# Adw icon packs and nova launcher



## BrentBlend (Jun 11, 2011)

I recently bought an icon pack to use with nova
When I tried to change my icons, I selected adw icon pack from the list but got an error...

Wondering what may have caused this


----------



## BrentBlend (Jun 11, 2011)

Also, I have yet to resolve the issue.
Has anyone successfully used an icon pack with nova launcher


----------



## Canary2323 (Jun 11, 2011)

Yes I have, don't know about whole icon packs but have changed out multiple icons with nova


----------



## Jaxidian (Jun 6, 2011)

I too have used numerous icon packs without issue. What is the icon pack you're having a problem with? Maybe somebody else who owns it can give it a try.


----------



## BrentBlend (Jun 11, 2011)

Jaxidian said:


> I too have used numerous icon packs without issue. What is the icon pack you're having a problem with?
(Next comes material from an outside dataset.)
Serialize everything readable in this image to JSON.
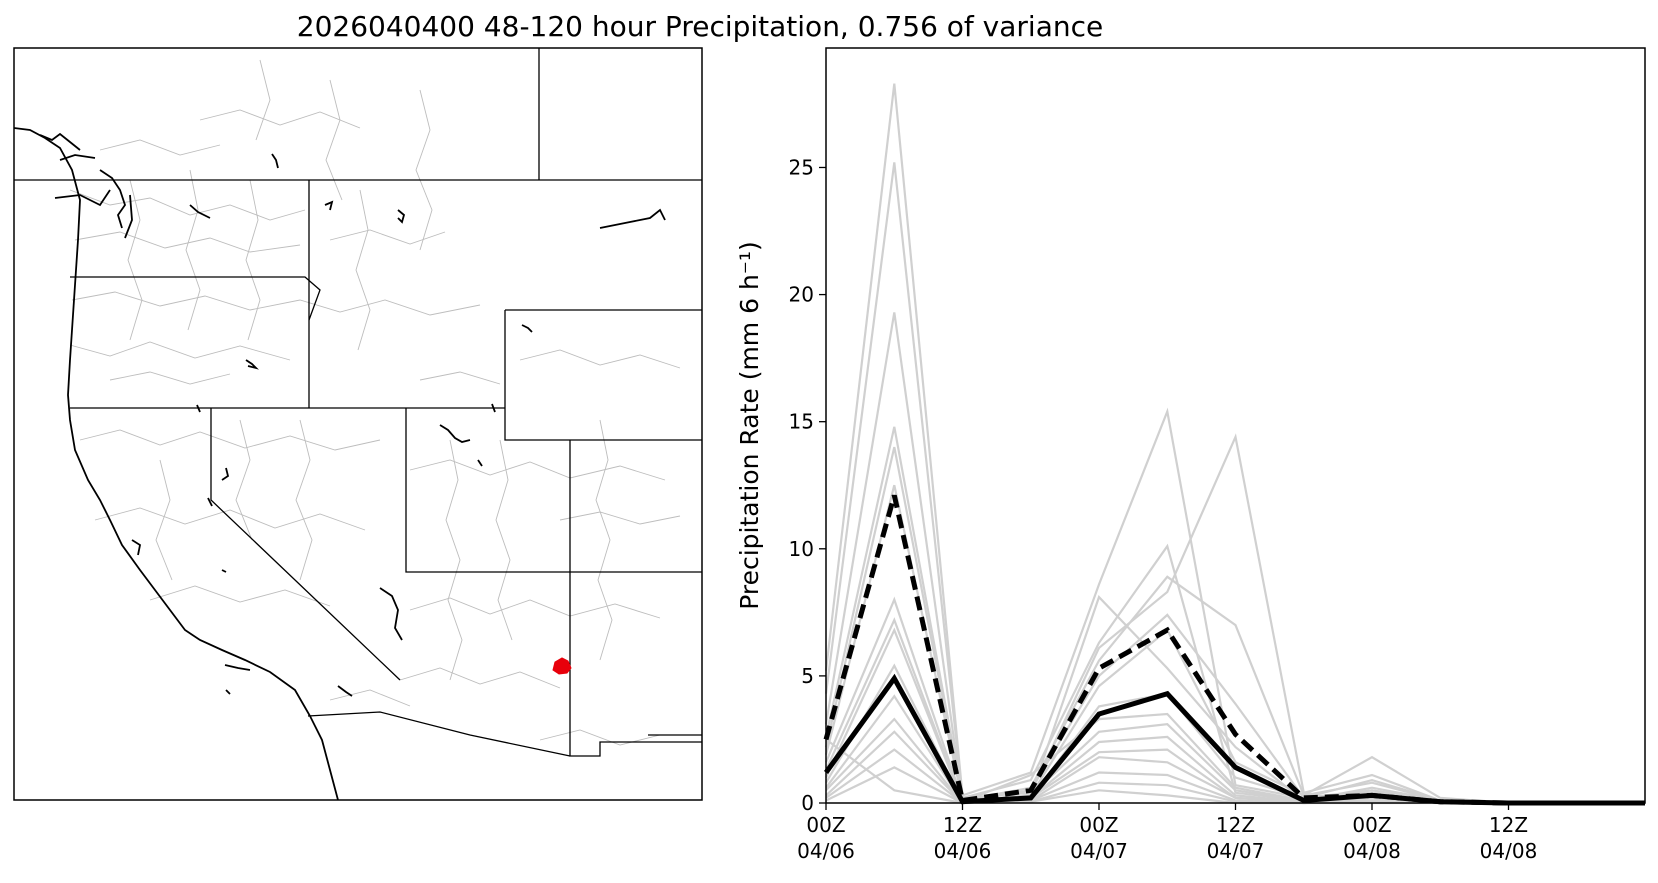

Maybe somebody else who owns it can give it a try.


illest icons by kgill7
I refunded them after the error, I didn't want to get stuck with unusable icons
As much as I think he deserves the money


----------



## madtomatoes (Jan 11, 2012)

Other icon packs (Honeycomb and Black) work for me. I was going to test it out on my phone, but it's a paid app =/ Hopefully someone else with this will stumble into this thread.


----------



## BrentBlend (Jun 11, 2011)

It says "no application can perform this action" when I select adw icon pack as the source


----------